The partially revealed arrowhead.

The finely-tooled notch is what caught my eye on the frigid January day. My wife and son and I are hiking on a lonely trail in the substantial mountains of western North Carolina. Winter wind blows through the naked trees and remnants of the last snowfall cling in the shadows. I bend to inspect the rock with the notch and recognize the unmistakable evidence of it being worked by human hands. The black chert arrowhead -I guess that’s what it is – is protruding out of the frozen earth just enough for me to make out the precise notch and part of the fine cutting edge.

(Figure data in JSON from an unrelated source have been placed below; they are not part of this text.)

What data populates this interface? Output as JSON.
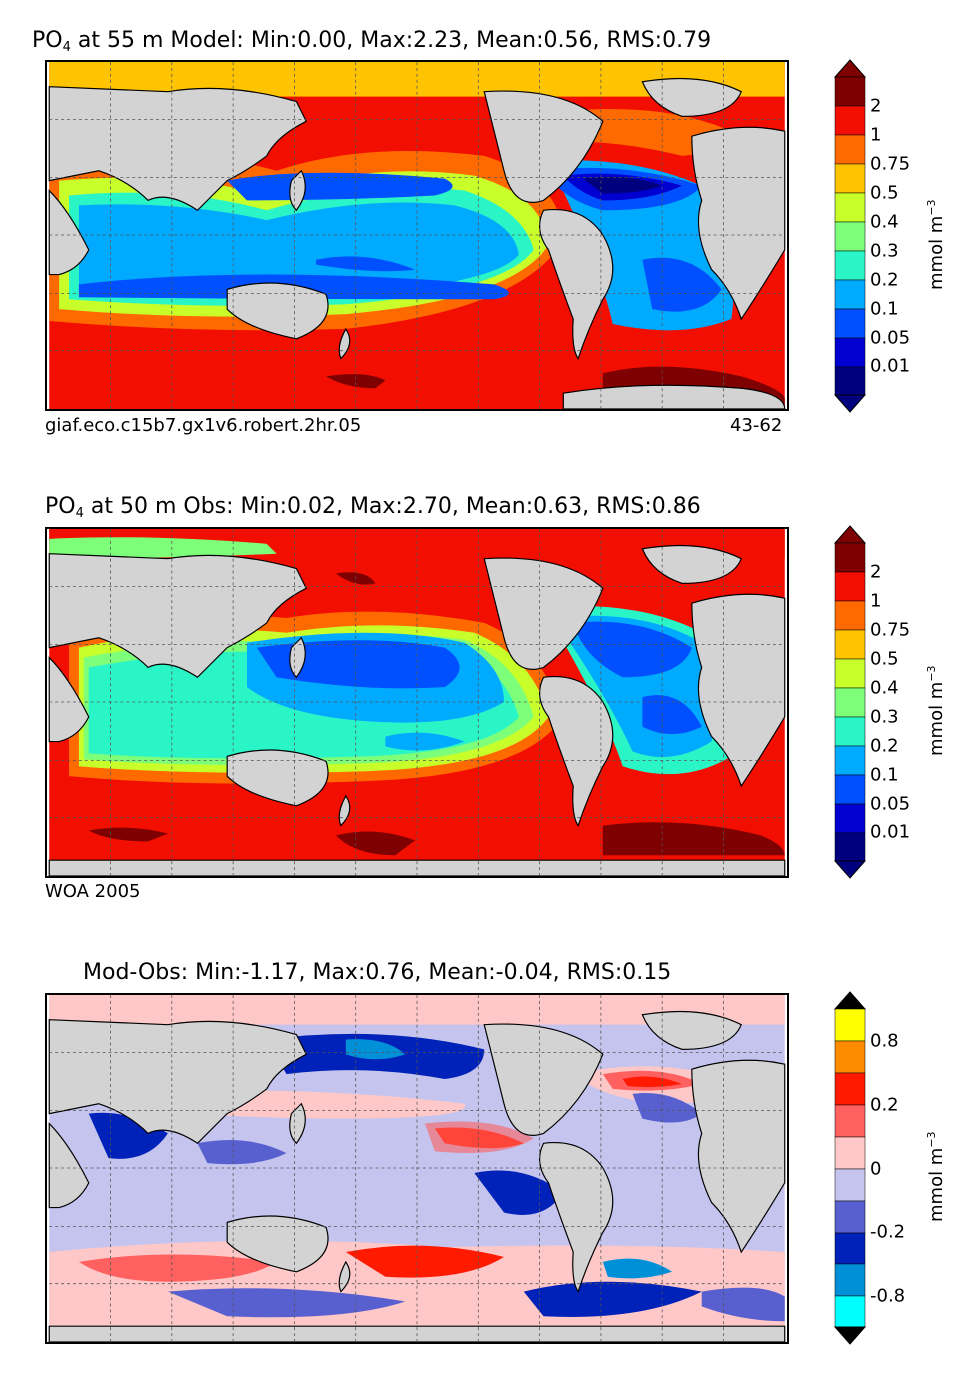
{
  "panels": [
    {
      "title_main": "PO",
      "title_sub": "4",
      "title_rest": " at 55 m Model: Min:0.00, Max:2.23, Mean:0.56, RMS:0.79",
      "footer_left": "giaf.eco.c15b7.gx1v6.robert.2hr.05",
      "footer_right": "43-62",
      "colorbar_ticks": [
        "2",
        "1",
        "0.75",
        "0.5",
        "0.4",
        "0.3",
        "0.2",
        "0.1",
        "0.05",
        "0.01"
      ],
      "colorbar_unit": "mmol m",
      "colorbar_unit_exp": "−3"
    },
    {
      "title_main": "PO",
      "title_sub": "4",
      "title_rest": " at 50 m Obs: Min:0.02, Max:2.70, Mean:0.63, RMS:0.86",
      "footer_left": "WOA 2005",
      "footer_right": "",
      "colorbar_ticks": [
        "2",
        "1",
        "0.75",
        "0.5",
        "0.4",
        "0.3",
        "0.2",
        "0.1",
        "0.05",
        "0.01"
      ],
      "colorbar_unit": "mmol m",
      "colorbar_unit_exp": "−3"
    },
    {
      "title_main": "",
      "title_sub": "",
      "title_rest": "Mod-Obs: Min:-1.17, Max:0.76, Mean:-0.04, RMS:0.15",
      "footer_left": "",
      "footer_right": "",
      "colorbar_ticks": [
        "0.8",
        "0.2",
        "0",
        "-0.2",
        "-0.8"
      ],
      "colorbar_unit": "mmol m",
      "colorbar_unit_exp": "−3"
    }
  ],
  "colors": {
    "land": "#d3d3d3",
    "jet_scale": [
      "#00007f",
      "#0000d0",
      "#0050ff",
      "#00aaff",
      "#2af5c7",
      "#7dff7a",
      "#c8ff2a",
      "#ffc400",
      "#ff6a00",
      "#f20e00",
      "#7f0000"
    ],
    "diff_scale": [
      "#00ffff",
      "#0090d8",
      "#0022b8",
      "#5860d0",
      "#c4c4ee",
      "#ffc8c8",
      "#ff6060",
      "#ff1a00",
      "#ff8c00",
      "#ffff00"
    ]
  }
}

Marybeth and Taylor are also on their hands and knees now – our faces inches apart – marveling at the tool trapped in the frozen ground. And trapped it is. The ground is frozen like concrete, tenaciously clutching its treasure. Ah, but this tenacity is about to meet its match in my persistence as I start to chip away, millimeter by millimeter, the frozen earth entombing the arrowhead.

I deploy a twenty-first century tool, my Kershaw 1620 folding knife with a three-inch blade. The hardened 477 carbon steel edge is not made for this type of work, but I insist, and gingerly uncover more and more of what is looking like an exquisite projectile point.

It may sound a little over-dramatic to say that I’m holding my breath as I carry out the exacting work, but I’m really anxious to see if this thing is intact. After all, I have found a number of broken-in-half arrowheads over the years, so I realize that there’s a good chance that this one’s in a similar state.

Bits of frozen earth fall away as I continue to chip at it with my modern blade. I’m silent now, and Taylor and Marybeth stand reverently by. There, I have it. The ancient tool slips free of the soil, free from where it’s lain for hundreds of cold winters, hundreds of sultry summers.

I wipe the remaining debris from the tool, spit on it, wipe it again on the hem of my jacket and inspect it. I hold it in the palm of my hand, rotating it with cold fingers, and I offer it to my wife and son for their inspection.

We’re amazed; not only was the spearhead fashioned with great skill – obvious in its design and execution – but it is almost perfectly preserved.

Later, the piece would be dated to between five and seven thousand years old (!), but today, the way the deep black chert gleams in the waning sunlight, it’s almost as if it was made just last week.

Now it’s two years later in late summer and I’m hiking in the same area. A hint of Autumn is in the air, borne by the cool north wind. The leaves are drying out, the green of the foliage is fading. I’m thinking about the spearhead, but more than that I’m thinking of the ancient one who visited me from across the ages through the tool which he made and used.

I think about the way he lived his life; of the similarities and dissimilarities of his life and mine. I like to think that we all live in the time we’re meant to occupy, and that the maker and user of the spearhead – I’ll assume they are one and the same – also occupied his own special place in time. To know that through his elegant work he has influenced my life across a span of thousands of years, that he inspired my thinking through his patience, skill, and artistry, is striking and sublime.

May we ever strive to positively affect the future through the way we approach and live our own lives in the here and now.